Whatever training plan you are currently in the middle of will have gained you some fitness. You may not be able to employ it right now but you can hang onto it. If your race goal was imminent – such as the upcoming Vienna or Rotterdam Marathons or the Maurice Mullins races – then you should enter what is called a ‘Refresh Period’ for 2-4 weeks first of all.

Refresh!

What is a refresh period? It’s a period of training where you refocus briefly on neglected parts of your physiology. A ‘General Endurance’ refresh is used to rebuild the basic aerobic foundation usually gained through running in zone 1 and to a lesser degree zone 2 or under what scientists call the Aerobic Threshold or First Ventilatory Threshold. During race specific training this system always begins to erode a bit. In the absence of a race – rebuilding this a bit again is a great idea.

You can do other types of refresh if you need it more: a General Refresh focuses on both rebuilding basic endurance but also basic strength ,technique and speed through training such as weight-lifting, easy sprints and strides and form drills.

It’s also possible you were training for an ultra but now have something else in mind.
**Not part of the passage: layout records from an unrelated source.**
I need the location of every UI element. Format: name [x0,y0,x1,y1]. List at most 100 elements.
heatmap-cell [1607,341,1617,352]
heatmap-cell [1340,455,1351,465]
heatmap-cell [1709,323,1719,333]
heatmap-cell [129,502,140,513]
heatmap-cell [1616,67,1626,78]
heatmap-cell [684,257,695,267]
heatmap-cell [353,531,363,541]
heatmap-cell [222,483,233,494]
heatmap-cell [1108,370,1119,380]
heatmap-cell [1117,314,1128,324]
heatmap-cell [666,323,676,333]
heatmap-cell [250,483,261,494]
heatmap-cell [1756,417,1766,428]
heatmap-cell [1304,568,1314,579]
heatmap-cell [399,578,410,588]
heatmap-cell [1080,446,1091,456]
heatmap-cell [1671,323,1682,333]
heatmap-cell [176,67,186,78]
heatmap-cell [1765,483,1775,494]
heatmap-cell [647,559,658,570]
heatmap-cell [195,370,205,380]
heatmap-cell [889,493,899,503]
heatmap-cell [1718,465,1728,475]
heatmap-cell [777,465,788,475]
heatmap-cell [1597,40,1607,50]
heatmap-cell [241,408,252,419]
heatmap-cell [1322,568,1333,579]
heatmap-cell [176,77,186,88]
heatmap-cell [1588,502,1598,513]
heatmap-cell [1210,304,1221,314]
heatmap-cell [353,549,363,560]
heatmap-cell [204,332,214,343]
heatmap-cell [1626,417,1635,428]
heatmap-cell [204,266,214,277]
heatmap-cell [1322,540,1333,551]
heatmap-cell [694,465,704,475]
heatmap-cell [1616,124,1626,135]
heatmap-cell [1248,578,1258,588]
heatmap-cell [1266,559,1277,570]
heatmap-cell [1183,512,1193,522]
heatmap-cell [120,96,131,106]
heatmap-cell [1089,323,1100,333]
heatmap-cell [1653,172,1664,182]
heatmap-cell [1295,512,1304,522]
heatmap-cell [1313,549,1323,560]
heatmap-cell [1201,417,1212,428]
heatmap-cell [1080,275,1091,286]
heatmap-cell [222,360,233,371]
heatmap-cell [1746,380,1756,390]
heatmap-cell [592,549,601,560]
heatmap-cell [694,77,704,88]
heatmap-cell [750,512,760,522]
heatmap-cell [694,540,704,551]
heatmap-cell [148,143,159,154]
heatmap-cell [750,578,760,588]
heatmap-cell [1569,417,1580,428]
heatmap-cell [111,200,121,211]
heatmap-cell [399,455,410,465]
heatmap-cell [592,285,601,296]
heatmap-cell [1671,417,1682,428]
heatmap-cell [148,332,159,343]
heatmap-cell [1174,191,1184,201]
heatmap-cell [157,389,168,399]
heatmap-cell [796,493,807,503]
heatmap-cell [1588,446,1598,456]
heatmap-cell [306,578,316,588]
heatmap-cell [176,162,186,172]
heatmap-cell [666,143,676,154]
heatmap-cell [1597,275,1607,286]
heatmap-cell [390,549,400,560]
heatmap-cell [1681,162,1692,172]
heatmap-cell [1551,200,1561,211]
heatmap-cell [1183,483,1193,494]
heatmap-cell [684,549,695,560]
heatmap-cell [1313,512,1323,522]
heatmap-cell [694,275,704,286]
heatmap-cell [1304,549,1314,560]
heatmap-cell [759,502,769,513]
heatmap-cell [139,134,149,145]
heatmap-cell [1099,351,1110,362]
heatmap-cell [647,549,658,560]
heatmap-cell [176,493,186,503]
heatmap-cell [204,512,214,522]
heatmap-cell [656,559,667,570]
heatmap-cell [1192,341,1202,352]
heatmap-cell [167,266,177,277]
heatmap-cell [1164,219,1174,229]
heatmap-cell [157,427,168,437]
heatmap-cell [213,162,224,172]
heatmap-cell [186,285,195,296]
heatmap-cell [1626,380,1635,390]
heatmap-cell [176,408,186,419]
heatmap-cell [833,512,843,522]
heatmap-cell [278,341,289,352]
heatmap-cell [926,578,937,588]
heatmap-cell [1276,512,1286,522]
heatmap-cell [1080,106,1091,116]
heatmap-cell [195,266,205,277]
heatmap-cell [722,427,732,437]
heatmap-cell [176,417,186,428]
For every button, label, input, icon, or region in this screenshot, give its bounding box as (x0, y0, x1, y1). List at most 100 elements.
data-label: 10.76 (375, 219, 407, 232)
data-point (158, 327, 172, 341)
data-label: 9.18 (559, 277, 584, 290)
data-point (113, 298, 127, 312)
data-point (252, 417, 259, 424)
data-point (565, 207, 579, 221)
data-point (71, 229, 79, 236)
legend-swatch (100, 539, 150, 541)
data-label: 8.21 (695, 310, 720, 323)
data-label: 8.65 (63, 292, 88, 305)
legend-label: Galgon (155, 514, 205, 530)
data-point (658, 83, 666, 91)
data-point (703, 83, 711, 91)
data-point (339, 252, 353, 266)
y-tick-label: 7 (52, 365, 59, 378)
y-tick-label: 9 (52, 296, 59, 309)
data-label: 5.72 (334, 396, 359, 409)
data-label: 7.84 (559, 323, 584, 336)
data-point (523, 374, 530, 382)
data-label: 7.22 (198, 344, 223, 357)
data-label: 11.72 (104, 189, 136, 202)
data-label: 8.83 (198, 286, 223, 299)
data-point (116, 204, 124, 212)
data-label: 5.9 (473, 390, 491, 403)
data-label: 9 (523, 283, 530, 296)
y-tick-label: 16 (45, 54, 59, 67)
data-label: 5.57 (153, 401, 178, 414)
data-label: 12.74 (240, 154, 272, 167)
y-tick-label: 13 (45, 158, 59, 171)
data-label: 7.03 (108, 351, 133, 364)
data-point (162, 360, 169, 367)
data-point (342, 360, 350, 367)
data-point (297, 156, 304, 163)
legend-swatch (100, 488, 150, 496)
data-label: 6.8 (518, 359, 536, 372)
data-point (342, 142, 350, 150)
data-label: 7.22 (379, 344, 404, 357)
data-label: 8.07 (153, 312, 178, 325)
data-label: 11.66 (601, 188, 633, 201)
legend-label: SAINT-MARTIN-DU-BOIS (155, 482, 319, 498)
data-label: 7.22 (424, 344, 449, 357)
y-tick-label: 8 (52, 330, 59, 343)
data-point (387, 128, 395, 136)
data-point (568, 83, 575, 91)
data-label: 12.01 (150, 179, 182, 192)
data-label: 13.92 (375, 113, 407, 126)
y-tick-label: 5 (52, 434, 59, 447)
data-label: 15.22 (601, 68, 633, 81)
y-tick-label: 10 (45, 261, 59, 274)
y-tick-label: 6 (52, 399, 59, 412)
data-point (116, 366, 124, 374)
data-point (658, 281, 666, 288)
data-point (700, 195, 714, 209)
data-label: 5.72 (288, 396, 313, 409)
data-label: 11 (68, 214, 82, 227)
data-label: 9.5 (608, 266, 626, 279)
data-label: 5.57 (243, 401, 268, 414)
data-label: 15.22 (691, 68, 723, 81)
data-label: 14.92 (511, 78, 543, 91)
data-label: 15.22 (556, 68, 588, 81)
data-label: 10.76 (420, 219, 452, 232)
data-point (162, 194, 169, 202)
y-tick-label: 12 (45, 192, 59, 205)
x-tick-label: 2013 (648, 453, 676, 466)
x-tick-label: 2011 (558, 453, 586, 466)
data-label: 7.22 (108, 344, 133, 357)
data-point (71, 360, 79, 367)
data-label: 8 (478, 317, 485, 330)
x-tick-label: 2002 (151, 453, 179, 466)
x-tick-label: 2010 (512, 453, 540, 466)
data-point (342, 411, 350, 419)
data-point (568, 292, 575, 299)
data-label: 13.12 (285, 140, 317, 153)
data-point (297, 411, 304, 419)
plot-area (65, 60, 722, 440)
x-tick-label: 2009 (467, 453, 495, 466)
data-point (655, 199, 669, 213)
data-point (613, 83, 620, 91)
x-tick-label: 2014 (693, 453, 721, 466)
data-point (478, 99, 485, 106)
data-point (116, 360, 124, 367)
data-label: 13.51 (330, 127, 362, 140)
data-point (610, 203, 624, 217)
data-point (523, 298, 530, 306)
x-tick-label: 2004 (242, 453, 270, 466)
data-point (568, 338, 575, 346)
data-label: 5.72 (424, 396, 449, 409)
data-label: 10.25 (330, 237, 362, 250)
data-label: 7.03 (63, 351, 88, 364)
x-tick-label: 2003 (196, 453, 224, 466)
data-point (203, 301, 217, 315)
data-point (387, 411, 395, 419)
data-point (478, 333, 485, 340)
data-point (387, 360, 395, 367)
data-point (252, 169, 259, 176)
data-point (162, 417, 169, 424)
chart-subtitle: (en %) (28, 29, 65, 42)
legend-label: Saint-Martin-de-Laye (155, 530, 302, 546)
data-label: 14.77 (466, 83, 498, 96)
If so your anaerobic capacity has likely suffered a bit and you could decide to do a period with some more intense work to revisit that system ahead of figuring out new goals.

If your race is a bit further way – like my own goal is – I advise that for now you continue as if nothing has occurred. Keep training until you hear for certain that your race is gone. At that time you can move into a refresh period as described above.

Return to basics

Should it become clear that the disruption will last longer than 2-4 weeks then your best bet is to ‘return to base training’ and simply stay in that base training until things normalise and then prepare a new build-up. You can never really do too much base training as long as you understand where your current weaknesses are and what needs attention (modern base training doesn’t just mean lots of slow volume although it’s a start as long as you can handle the volume you pick).

Finally, if you’re worn out by your training and you don’t really care any more whether you lose some of your race fitness, then this is THE IDEAL PERIOD to take a 2-4 weeks mental break from serious running similar to what you would do after a hard race. Think about something else and follow a lose and non-demanding schedule – just enough to keep you healthy and active.

 

So hang tight folks – we can still train and keep ourselves fit so we are ready to resume ‘life as normal’ whether it be in 2 weeks or, as some epidemiologists think, more like 12 weeks or more.